Friday, September 23, 2011
This little barn (photo by Chris and Debbie) was where Erastus Eells operated his little wood working shop. Here he made cabinets and coffins. Here is also where he may have smuggled slaves out of the country by hiding them in the coffins he made and shipping them to Canada. He may have been doing this as early as the mid 1840's, long before the Civil War ever broke out. I am honored to know that our county was made by strong and brave men like Erastus Eells.

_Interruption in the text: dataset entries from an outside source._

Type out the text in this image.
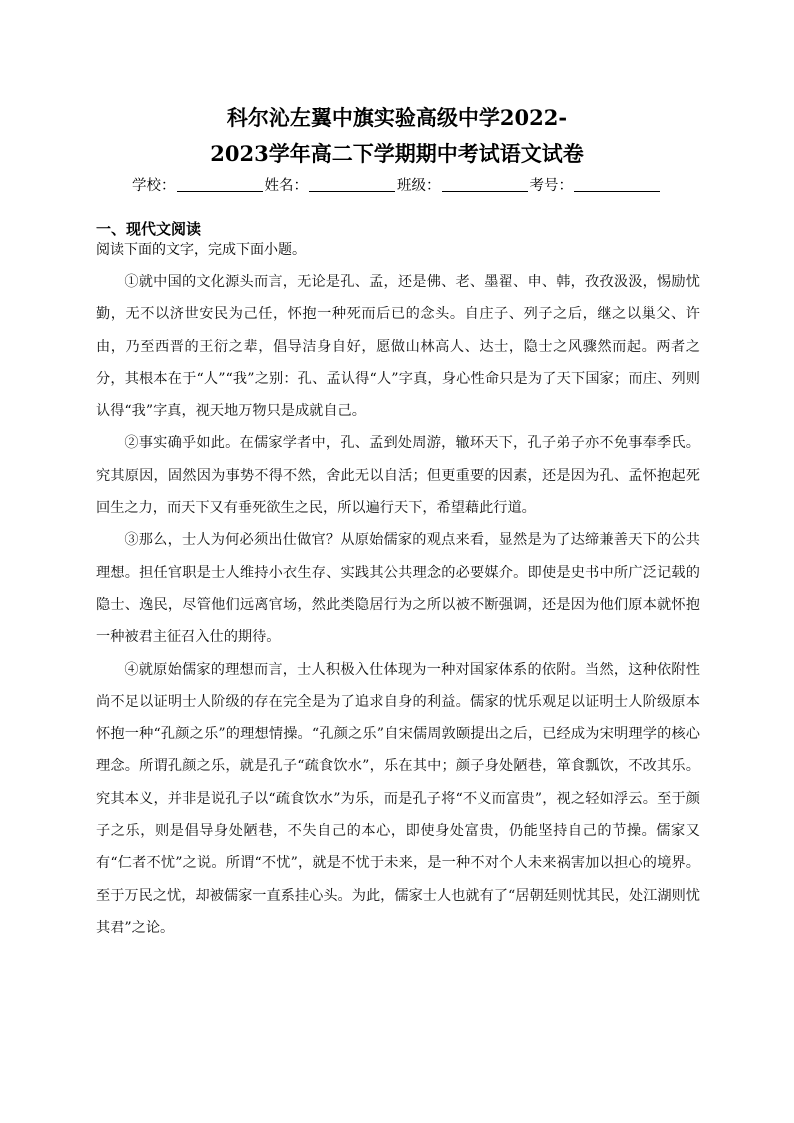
科尔沁左翼中旗实验高级中学2022-
2023学年高二下学期期中考试语文试卷
学校：	姓名：	班级：	考号：
一、现代文阅读
阅读下面的文字，完成下面小题。

①就中国的文化源头而言，无论是孔、孟，还是佛、老、墨翟、申、韩，孜孜汲汲，惕励忧勤，无不以济世安民为己任，怀抱一种死而后已的念头。自庄子、列子之后，继之以巢父、许由，乃至西晋的王衍之辈，倡导洁身自好，愿做山林高人、达士，隐士之风骤然而起。两者之分，其根本在于“人”“我”之别：孔、孟认得“人”字真，身心性命只是为了天下国家；而庄、列则认得“我”字真，视天地万物只是成就自己。

②事实确乎如此。在儒家学者中，孔、孟到处周游，辙环天下，孔子弟子亦不免事奉季氏。究其原因，固然因为事势不得不然，舍此无以自活；但更重要的因素，还是因为孔、孟怀抱起死回生之力，而天下又有垂死欲生之民，所以遍行天下，希望藉此行道。

③那么，士人为何必须出仕做官？从原始儒家的观点来看，显然是为了达缔兼善天下的公共理想。担任官职是士人维持小衣生存、实践其公共理念的必要媒介。即使是史书中所广泛记载的隐士、逸民，尽管他们远离官场，然此类隐居行为之所以被不断强调，还是因为他们原本就怀抱一种被君主征召入仕的期待。

④就原始儒家的理想而言，士人积极入仕体现为一种对国家体系的依附。当然，这种依附性尚不足以证明士人阶级的存在完全是为了追求自身的利益。儒家的忧乐观足以证明士人阶级原本怀抱一种“孔颜之乐”的理想情操。“孔颜之乐”自宋儒周敦颐提出之后，已经成为宋明理学的核心理念。所谓孔颜之乐，就是孔子“疏食饮水”，乐在其中；颜子身处陋巷，箪食瓢饮，不改其乐。究其本义，并非是说孔子以“疏食饮水”为乐，而是孔子将“不义而富贵”，视之轻如浮云。至于颜子之乐，则是倡导身处陋巷，不失自己的本心，即使身处富贵，仍能坚持自己的节操。儒家又有“仁者不忧”之说。所谓“不忧”，就是不忧于未来，是一种不对个人未来祸害加以担心的境界。至于万民之忧，却被儒家一直系挂心头。为此，儒家士人也就有了“居朝廷则忧其民，处江湖则忧其君”之论。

One of the many stories on our Lisbon Tour was that of Lt. Col. Johnathon Laird. He was a Revolutionary Soldier, may had been involved in a few Indian Skirmishes, and might also have been involved in the War of 1812. He was also buried in his own back yard when he died in 1824. He is buried beside his daughter, Catherine Laird Kidd (which might tie into another story later). When the property he was buried on was sold in 1830, a provision was made that the graves of these two people would remain. With each sale of this property, that was always a provision. The last owner of the home that was once here was William Sexton. He sold the property to The Eagles Club (the former Joshua Hannah home) and as all their predecessors have done, they kept the grave area and maintain it beautifully. The house was torn down and the parking lot made, but the graves of Johnathon and Catherine will always be safe.